On being a judge, Black said that “impartiality and integ rity are the twin bulwarks.”

“(But) the important personal quality a judge needs is patience – the ability to suspend judgment until you’ve heard all of the evidence and all of the facts from all of the parties,” he told the Senate Judiciary Committee. “We are umpires. We call balls and strikes. There is a defined strike zone and that is our job as an impartial arbiter, is to make a decision on this case and on these facts and the law that applies to it.”

Kelly Johnson, a Cincinnati attorney who has appeared in Black’s courtrooms dozens of times at the local and federal levels over some 15 years, said he hasn’t always been on the winning side of the judge’s rulings but that each one has been articulate and well-reasoned.

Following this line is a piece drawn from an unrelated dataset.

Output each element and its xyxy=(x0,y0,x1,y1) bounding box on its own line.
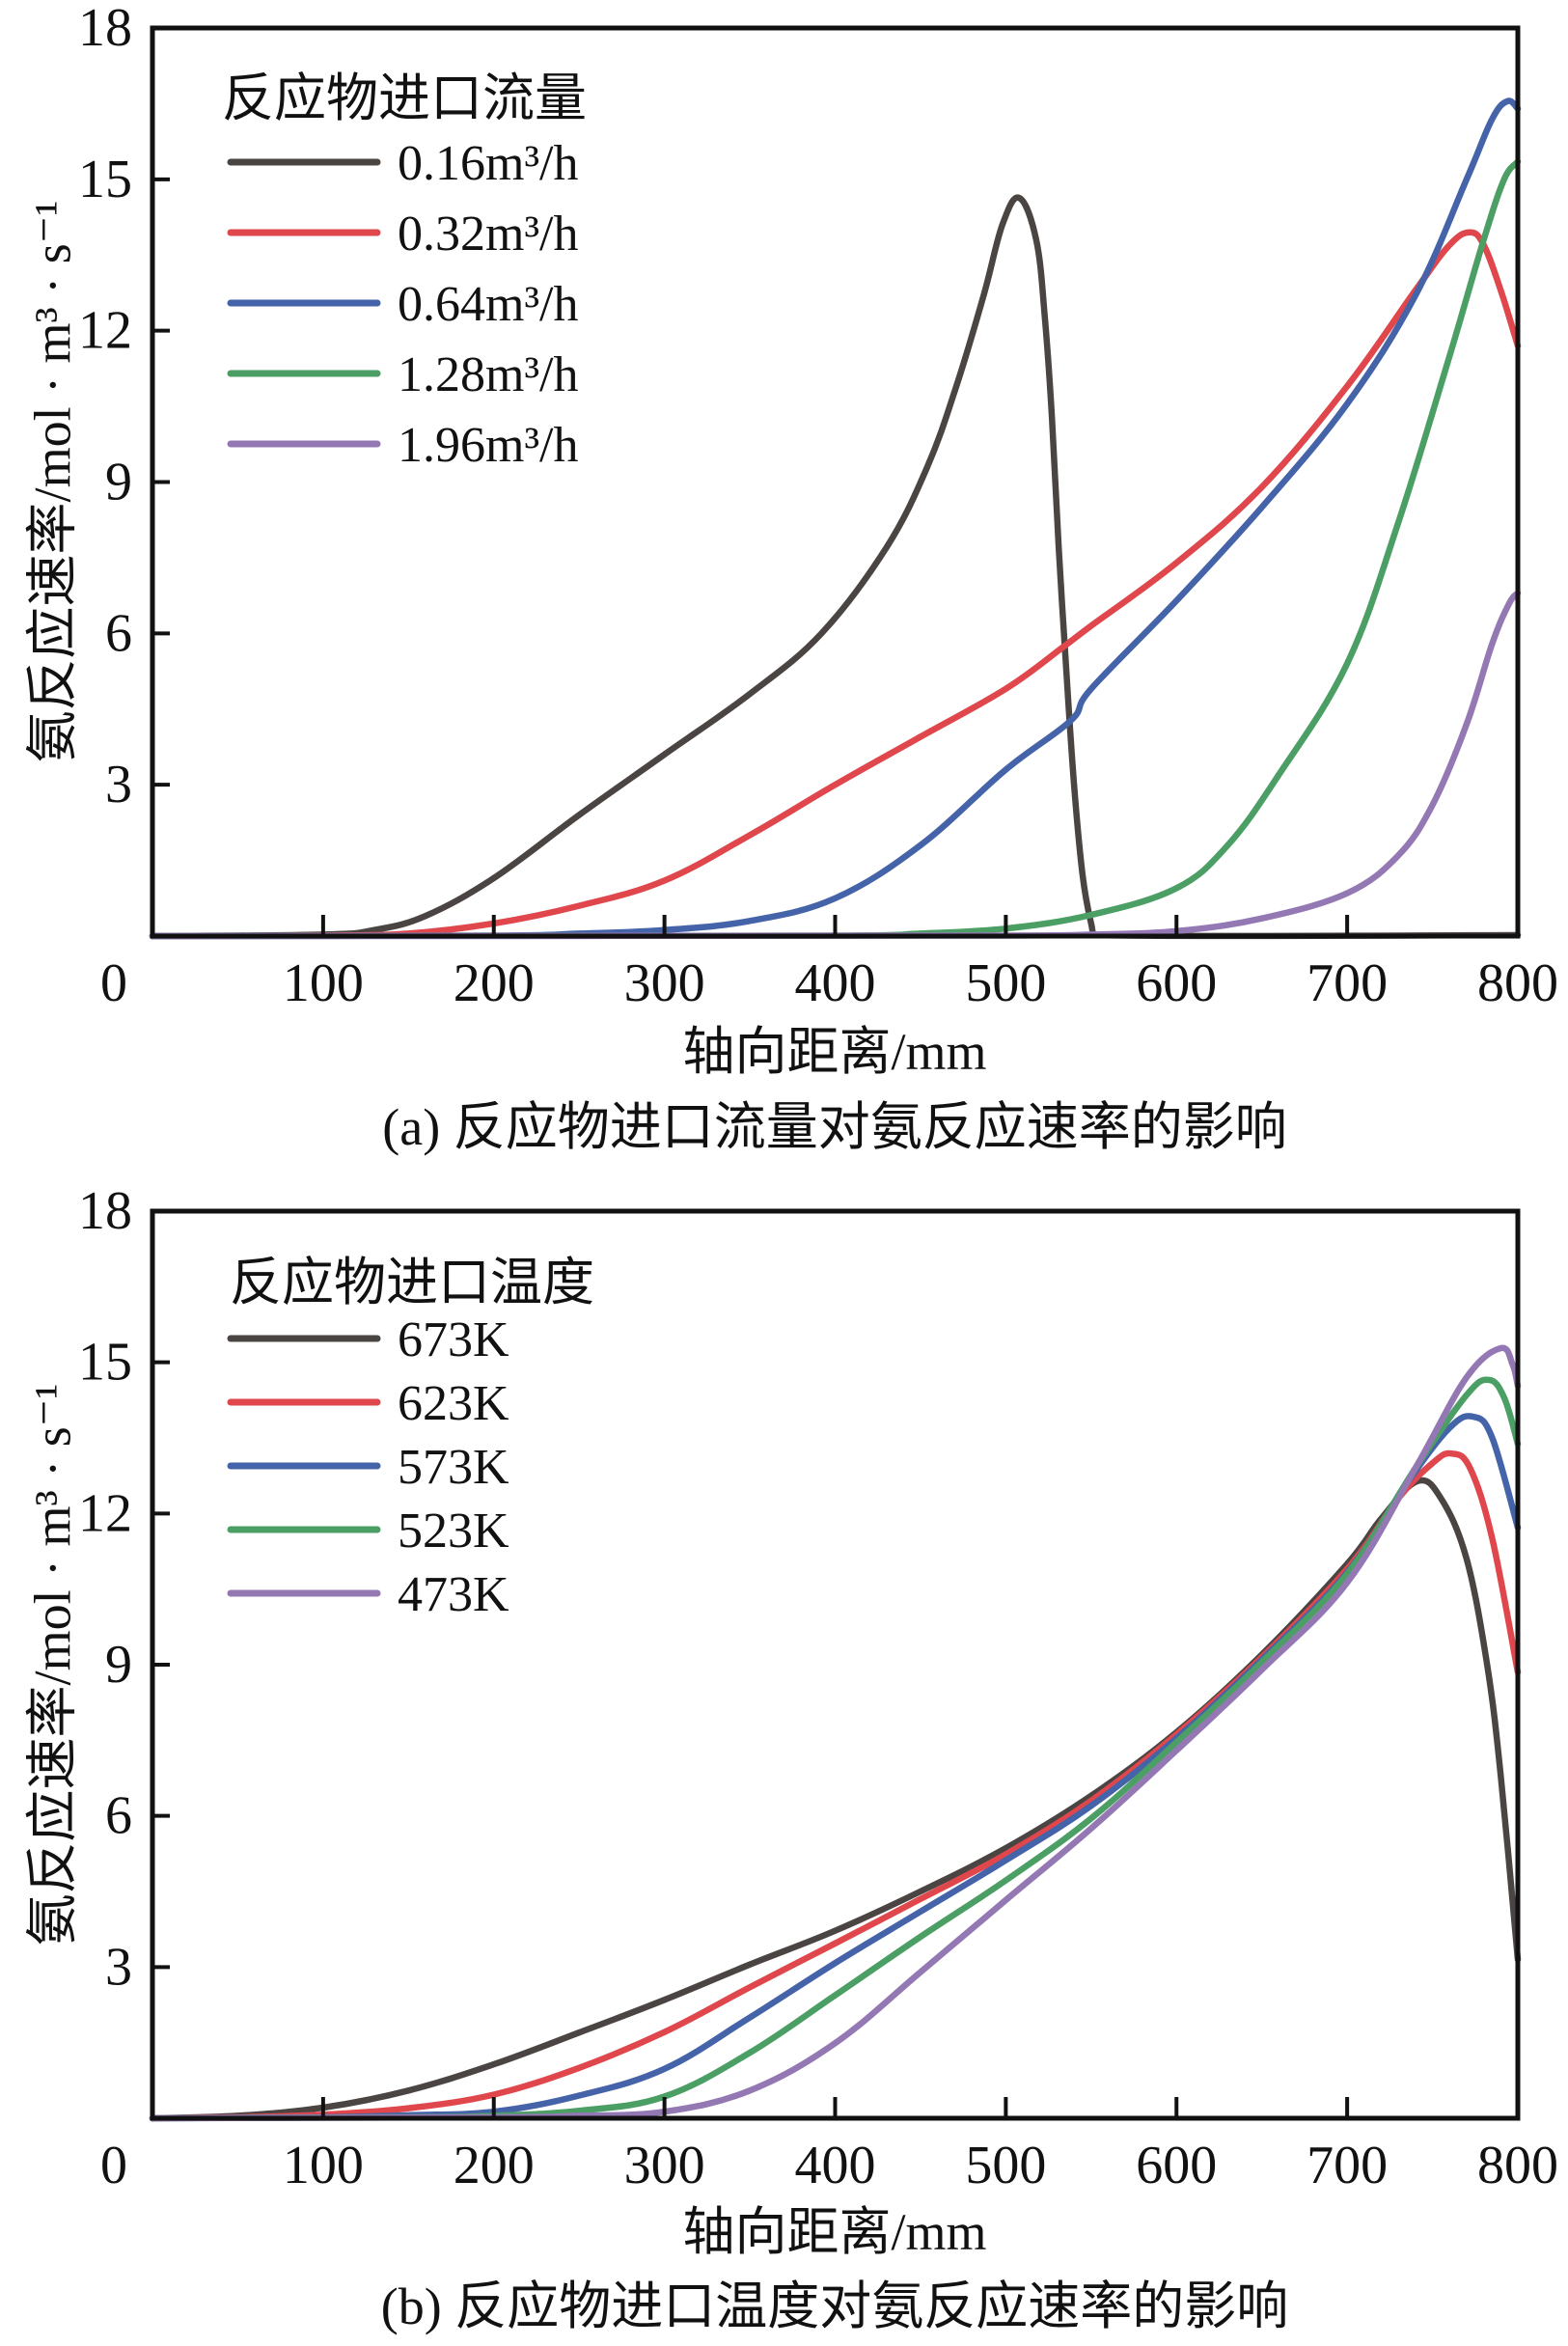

“Judge Black is not a person that shoots from the hip,” Johnson said. “He works very hard and he is thoughtful in his decisions.”

U.S. Sen. Sherrod Brown, an Ohio Democrat who nominated Black for his judgeship, expressed outrage over calls for Black’s impeachment.

“You don’t impeach a judge for a decision you didn’t like. You appeal the decision,” Brown said. “The politics have gotten so toxic in Ohio … I don’t understand why anybody would be so angry they’d want to impeach a judge because he believes people who love one another … should get some legal protections. I don’t understand that way of thinking. That’s hatred.”